Non-Convertible Debentures (NCDs) are basically loans you give to a company.
In return:
- You earn fixed interest (like FD)
- You get your money back at maturity
👉 Unlike shares, you don’t get ownership in the company.
💡 Why NCDs Are Trending Right Now
1. 💰 Higher Returns Than FD
- FD: ~6%–7%
- NCD: 8%–11%
👉 That’s a big difference for income investors.
2. 📈 Regular Income Option
You can choose:
- Monthly income
- Quarterly payouts
- Or lump sum at maturity
3. 🔄 Exit Option Available
Many NCDs are listed on:
- National Stock Exchange of India
- BSE Limited
👉 You can sell before maturity (if buyers are available)
⚠️ The Hidden Risk Most Investors Ignore
❌ This Is NOT a Bank FD
In FD:
- Your money is with a bank (safer)
In NCD:
- Your money is with a company
👉 If the company fails, your money is at risk.
❌ Credit Rating Matters (A LOT)
Before investing, check ratings:
- AAA → Very safe
- AA → Good
- A or below → Risky
👉 Higher return = often lower rating = higher risk
📊 Types of NCDs You Should Know
- Secured NCDs → Backed by assets (safer)
- Unsecured NCDs → No guarantee (riskier)

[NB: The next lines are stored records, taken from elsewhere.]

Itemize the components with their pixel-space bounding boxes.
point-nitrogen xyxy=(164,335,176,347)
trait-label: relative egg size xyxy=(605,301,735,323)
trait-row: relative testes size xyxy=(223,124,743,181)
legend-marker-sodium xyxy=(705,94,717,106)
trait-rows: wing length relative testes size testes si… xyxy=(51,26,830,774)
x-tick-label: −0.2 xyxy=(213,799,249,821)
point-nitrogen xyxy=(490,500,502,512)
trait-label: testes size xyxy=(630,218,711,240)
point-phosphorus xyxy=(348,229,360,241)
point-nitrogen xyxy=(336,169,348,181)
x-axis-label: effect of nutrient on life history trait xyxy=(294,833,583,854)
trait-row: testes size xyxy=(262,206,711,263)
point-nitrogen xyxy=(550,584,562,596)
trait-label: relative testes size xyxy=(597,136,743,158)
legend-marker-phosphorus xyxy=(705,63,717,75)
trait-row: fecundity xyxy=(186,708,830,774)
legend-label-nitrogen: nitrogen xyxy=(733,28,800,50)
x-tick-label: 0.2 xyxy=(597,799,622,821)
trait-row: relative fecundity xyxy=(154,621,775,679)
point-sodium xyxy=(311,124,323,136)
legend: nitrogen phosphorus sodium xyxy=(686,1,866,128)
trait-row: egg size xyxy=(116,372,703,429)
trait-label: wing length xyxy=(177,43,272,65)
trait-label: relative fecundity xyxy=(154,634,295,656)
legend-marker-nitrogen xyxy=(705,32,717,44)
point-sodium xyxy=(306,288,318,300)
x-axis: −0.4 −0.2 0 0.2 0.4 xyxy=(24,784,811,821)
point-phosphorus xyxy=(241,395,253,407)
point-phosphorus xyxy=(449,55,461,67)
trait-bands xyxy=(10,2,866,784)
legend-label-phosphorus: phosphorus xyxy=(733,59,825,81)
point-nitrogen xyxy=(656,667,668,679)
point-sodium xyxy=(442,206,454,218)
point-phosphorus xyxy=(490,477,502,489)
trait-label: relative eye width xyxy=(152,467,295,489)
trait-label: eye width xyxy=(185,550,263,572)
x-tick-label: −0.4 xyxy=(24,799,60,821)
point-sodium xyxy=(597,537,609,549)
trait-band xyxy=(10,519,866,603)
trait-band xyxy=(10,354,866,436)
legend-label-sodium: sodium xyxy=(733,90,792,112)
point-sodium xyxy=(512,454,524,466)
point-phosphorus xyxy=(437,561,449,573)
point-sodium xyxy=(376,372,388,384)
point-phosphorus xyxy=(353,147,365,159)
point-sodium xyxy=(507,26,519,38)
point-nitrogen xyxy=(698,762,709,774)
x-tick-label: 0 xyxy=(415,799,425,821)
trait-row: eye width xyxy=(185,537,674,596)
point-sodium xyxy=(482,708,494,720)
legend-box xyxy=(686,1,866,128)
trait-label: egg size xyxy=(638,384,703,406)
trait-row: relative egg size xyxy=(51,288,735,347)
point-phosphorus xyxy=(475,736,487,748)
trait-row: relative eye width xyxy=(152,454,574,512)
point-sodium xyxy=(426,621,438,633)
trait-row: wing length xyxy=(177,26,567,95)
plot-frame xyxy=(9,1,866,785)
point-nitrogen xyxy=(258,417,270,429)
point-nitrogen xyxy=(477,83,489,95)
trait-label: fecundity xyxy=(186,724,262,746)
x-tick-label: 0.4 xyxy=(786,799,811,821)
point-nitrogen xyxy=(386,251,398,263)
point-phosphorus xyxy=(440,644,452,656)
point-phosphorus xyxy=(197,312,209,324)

- Cumulative → Paid at maturity
- Non-Cumulative → Regular income
🧠 Real Example
You invest ₹1,00,000 in an NCD at 10%:
- Earn ₹10,000 per year
- Monthly income ≈ ₹833
👉 Sounds great… but only if the company stays financially strong.
📈 Who Should Invest in NCDs?
✔ Investors looking for higher fixed income
✔ People who understand risk vs return
✔ Those who want to diversify beyond FD
❌ Who Should Avoid?
❌ Beginners chasing only high returns
❌ People needing guaranteed safety
❌ Investors who don’t check company fundamentals
🔥 Expert Tip (Most Important)
👉 Don’t chase high interest blindly
Instead:
- Choose AA+ or above rating
- Prefer secured NCDs
- Invest in multiple companies (diversify)
⚡ Final Verdict
NCDs can be a powerful income tool — but only if you invest wisely.
👉 They offer better returns than FD
👉 But carry company-level risk
💬 One-Line Summary
NCDs = High returns + Higher risk — choose carefully, not blindly.